The IPCC Report should act as a wake call to the aviation industry
It is just coincidence. On the day that the IPCC report, calling for immediate action to tackle climate change, is published ICAO (the International Civil Aviation Organisation) is continuing its leisurely deliberations in Montreal to find a way to reduce CO2 emissions from aviation that is acceptable to the governments of the world.
ICAO, an arm of the United Nations specializing in aviation, moves at a snail-like pace. It has been considering aviation emissions for years but still no recommendations. Its latest round of deliberations has been prompted by the recent inclusion of aviation into the European Union’s Emissions Trading Scheme which would have hit all planes using European airports. But, since most of the rest of the world refused to play ball, the EU suspended the scheme and everybody crawled back to ICAO for yet more negotiations.
The words “urgent” and “ICAO” have never really gone together but today’s IPCC Report suggests that ICAO needs to take lessons from Usain Bolt and get sprinting.
The words “urgent” and “ICAO” have never really gone together but today’s IPCC Report suggests that ICAO needs to take lessons from Usain Bolt and get sprinting. Aviation is set to become a serious obstacle to the worldwide community achieving the reductions in global warming gasses required to prevent runaway climate change.
The industry keeps quoting the figure that aviation only accounts tor 2% of worldwide emissions. That figure is utterly misleading. It emerged in the early 1990s since when the number of aircraft in the world’s skies has mushroomed. Although aircraft are becoming cleaner, a more realistic figure is thought to be between 3.5% and 5%. And in rich countries it is higher. The worldwide average is only so low because so many people in poorer countries never set foot in an aeroplane. According to the WorldWatch Institute, only 5% of the world’s population has ever flown:
But it is in the future that aviation will become the real culprit. While every other industry believes it can find ways to cut its emissions, aviation will struggle. This is not surprising since aviation is so dependent on oil. But it means that aviation could account for 25% of UK emissions by 2050. Worldwide, aviation emissions are set to triple by 2050.

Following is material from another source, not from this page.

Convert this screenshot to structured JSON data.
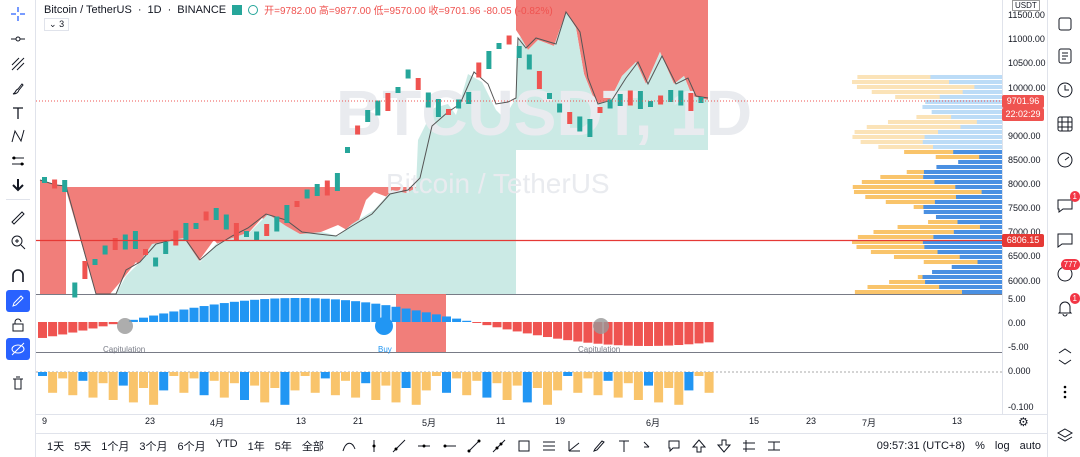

Today’s IPCC Report should act as a wake-up call to the aviation industry. It doesn’t mean the end of aviation as flying brings important cultural and economic benefits. It ought to, though, focus minds on the tax-breaks aviation receives: tax-free fuel and VAT-free travel. A sizeable proportion of flights are over short distances – for example 45% of flights within Europe are 450 kilometres or less. http://www.foe.co.uk/resource/reports/planes_trains.pdf
Aviation emissions can be cut without crippling the industry. The industry won’t do it of its own accord. It needs Government action. And fast. That probably rules out the snail-like ICAO which will probably still be debating its next small step when half of Bangladesh lies under water. Now there’s a thought: shouldn’t ICAO move its meetings from Montreal to Dacca. It may concentrate minds.